## The Fundamental Computer System
Three basic parts: the computing units, the memory units, and the communications layers between them.

### Computing Units

- IPC (Instruction Per Cycle): The number of operations it can done in one cycle (ex. vectorization, SIMD - single instruction, multiple data)
- Clock Speed: How many cycles it can do in one second
- Hyperthreading: A virtual second CPU to the host OS
 - Interleave two threads of instructions into the execution units on a single CPU (ex. floating-point operations and integer operations)
- Out-of-order execution: Not depend on the previous results (ex. waiting for a memory access)
- Multicore architecture
 - Amdahl's law: Some routines that must run on one core will be the bottleneck for the final speedup of adding more cores.
 - GIL (Global Interpreter Lock, one instruction at a time) in Python is a major hurdle with utilizing multiple cores
  - Even with 100 question askers, only one could ask a question at a time
  - Can be avoided by `multiprocessing`, `numexpr`, `Cython` or distributed computing 
  
### Memory Units

- Used to store bits: variables, the pixels of an image
- The read/write speed is depend on the way the data is being read
- *Sequential Read* is much better than *Random Data*
- Latency is big on the hard drive and is small on RAM
- The types of various memory units: Spinning hard drive, Solid stae hard drive, RAM, L1/L2 cache

### Communications Layers

- frontside bus: between RAM and the L1/L2 cache
- backside bus: from cache to CPU 
- external bus: the routes from hardware devices to the CPU and system memory
- GPU as a peripheral device communiates through the PCI bus.
- the network is limited than the frontside bus which transfers gigabits per second
- **bus width**: how much data can be moved in one transfer
- **bud frequencey**: how many transfer it can do per second

## Putting the Fundamental Elements Together

### Idealized Computing Versus the Python Virtual Machine

In [1]:
# checks if a number is prime
import math
def check_prime(number):
    sqrt_number = math.sqrt(number)
    number_float = float(number)
    for i in range(2, int(sqrt_number) + 1):
        if (number_float / i).is_integer():
            return False
    return True

print("check_prime(10000000) = ", check_prime(10000000))
print("check_prime(10000019) = ", check_prime(10000019))

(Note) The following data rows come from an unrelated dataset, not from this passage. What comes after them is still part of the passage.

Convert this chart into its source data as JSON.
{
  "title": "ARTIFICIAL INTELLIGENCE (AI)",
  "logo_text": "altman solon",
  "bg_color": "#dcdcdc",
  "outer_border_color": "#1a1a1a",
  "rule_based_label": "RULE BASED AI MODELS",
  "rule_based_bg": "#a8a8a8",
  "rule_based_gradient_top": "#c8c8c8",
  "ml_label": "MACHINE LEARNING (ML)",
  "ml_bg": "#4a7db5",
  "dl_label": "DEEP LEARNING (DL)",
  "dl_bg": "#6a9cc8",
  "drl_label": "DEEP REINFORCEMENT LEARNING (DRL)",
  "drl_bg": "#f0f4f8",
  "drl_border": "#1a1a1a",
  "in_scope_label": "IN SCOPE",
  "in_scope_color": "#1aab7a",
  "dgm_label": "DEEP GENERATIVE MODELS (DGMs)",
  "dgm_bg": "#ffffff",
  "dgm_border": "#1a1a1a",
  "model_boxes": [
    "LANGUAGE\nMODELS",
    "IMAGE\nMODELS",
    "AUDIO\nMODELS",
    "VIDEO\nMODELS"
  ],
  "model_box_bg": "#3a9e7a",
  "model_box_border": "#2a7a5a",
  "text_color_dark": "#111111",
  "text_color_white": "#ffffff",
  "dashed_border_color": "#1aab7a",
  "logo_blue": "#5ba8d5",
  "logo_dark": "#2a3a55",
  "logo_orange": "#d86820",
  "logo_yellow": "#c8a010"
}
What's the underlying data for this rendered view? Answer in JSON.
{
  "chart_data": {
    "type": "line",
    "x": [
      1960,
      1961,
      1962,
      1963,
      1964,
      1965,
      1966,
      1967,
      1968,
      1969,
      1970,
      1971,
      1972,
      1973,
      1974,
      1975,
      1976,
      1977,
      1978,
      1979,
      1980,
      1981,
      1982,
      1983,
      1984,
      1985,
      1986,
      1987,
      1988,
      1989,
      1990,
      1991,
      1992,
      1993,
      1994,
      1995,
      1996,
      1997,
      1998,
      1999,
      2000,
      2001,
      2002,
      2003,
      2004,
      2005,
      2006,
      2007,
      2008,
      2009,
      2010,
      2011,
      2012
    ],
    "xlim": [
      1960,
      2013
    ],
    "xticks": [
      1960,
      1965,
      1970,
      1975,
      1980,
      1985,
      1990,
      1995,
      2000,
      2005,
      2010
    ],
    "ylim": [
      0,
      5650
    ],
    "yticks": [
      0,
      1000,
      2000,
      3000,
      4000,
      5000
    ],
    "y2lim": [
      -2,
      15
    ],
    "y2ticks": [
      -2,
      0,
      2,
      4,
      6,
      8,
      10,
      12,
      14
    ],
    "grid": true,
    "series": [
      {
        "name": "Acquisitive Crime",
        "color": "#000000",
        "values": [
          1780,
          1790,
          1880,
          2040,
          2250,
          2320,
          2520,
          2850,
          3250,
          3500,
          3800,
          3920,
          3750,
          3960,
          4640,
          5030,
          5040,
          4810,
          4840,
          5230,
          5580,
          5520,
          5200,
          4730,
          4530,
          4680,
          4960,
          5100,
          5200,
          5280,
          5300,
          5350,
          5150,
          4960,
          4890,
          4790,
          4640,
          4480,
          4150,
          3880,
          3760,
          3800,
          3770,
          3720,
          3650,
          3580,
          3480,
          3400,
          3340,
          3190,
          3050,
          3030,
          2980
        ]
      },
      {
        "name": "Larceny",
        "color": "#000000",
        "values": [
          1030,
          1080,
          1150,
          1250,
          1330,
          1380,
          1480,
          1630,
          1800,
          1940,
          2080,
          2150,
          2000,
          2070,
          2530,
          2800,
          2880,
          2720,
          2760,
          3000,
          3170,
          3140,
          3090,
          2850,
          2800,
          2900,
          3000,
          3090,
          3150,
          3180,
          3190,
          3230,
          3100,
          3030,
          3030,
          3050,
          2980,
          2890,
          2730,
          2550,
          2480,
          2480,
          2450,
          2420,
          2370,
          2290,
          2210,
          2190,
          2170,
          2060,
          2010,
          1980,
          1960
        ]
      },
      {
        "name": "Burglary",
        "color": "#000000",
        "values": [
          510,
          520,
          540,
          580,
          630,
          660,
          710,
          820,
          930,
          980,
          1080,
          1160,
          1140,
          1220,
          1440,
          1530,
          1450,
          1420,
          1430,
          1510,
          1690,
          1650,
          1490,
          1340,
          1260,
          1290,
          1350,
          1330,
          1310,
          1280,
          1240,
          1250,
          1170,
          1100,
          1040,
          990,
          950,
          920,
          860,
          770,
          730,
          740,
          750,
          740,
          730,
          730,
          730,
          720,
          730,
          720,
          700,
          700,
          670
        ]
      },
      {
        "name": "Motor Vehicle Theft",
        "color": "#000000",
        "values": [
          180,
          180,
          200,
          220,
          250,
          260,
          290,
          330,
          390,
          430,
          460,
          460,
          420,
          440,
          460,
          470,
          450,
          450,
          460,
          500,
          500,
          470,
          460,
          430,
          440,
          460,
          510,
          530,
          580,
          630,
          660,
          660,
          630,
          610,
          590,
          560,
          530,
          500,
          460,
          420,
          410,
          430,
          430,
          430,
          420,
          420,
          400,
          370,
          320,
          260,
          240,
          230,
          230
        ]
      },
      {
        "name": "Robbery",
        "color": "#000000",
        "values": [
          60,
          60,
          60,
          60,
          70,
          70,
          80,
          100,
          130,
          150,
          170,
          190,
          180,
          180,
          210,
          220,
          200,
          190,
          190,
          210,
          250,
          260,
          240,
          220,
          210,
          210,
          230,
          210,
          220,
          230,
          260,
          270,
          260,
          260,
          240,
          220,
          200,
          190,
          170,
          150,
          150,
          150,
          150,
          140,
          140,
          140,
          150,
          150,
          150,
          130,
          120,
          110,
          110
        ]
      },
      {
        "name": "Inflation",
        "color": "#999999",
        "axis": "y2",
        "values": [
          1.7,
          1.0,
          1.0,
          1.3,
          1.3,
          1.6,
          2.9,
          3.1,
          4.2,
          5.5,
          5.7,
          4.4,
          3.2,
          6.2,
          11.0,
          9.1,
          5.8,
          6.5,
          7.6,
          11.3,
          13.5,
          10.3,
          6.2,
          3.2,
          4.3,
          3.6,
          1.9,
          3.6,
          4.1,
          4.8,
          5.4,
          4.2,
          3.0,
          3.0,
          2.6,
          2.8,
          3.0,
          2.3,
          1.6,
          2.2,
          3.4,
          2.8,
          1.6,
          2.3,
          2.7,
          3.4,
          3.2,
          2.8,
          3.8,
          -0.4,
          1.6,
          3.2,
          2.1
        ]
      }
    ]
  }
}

check_prime(10000000) =  False
check_prime(10000019) =  True


- The value of `number` stored in RAM
- Send the value to the CPU to calculate `sqrt_number` and `number_float`
- Optimization: 
 - Reads from the L1/L2 cache: for minimizing the number of reads of the value of `number` from RAM
 - The faster backside bus: for minimizing the number of date transfers through the frontside bus
- Vectorizatoin:
 - send it both `number_float` and several values of `i` to check at the same time
 - devide them and check the result for each of the `number_float/i` pairs

In [None]:
# concept code
import math
def check_prime(number):
    sqrt_number = math.sqrt(number)
    number_float = float(number)
    numbers = range(2, int(sqrt_number) + 1)
    for i in range(0, len(numbers), 5):
        # the following line is not valid Python code
        result = (number_float / numbers[i:(i+5)]).is_integer()
        if any(result):
    return False

### Python's virtual machine

- A benefit of Python comes with a huge performance cost
 - ex) no worry about allocating memory for array, how to arrange that memory or in what sequence it is being sent

- `search_fast` is better than `search_slow` in performace
 - by skipping the unnecessary computations.even though both code is O(n)

In [None]:
def search_fast(haystack, needle):
    for item in haystack:
        if item == needle:
            return True
    return False

def search_slow(haystack, needle):
    return_value = False
    for item in haystack:
        if item == needle:
            return_value = True
    return return_value

- Python's abstraction
 - Python's GC creates memory fragmentation that can hurt the transfers to the CPU caches (ex. L1/L2)
 - No way to change the layout of a data structure optimatically and directly in memory
- Python is not dynamic types and not compiled
 - No chance to optimize its intructions or data structures with compiler.
 - Not compiled and code functionality which can be changed during runtime. 
- Because of GIL, only once core can be used at a time even in parallellized code.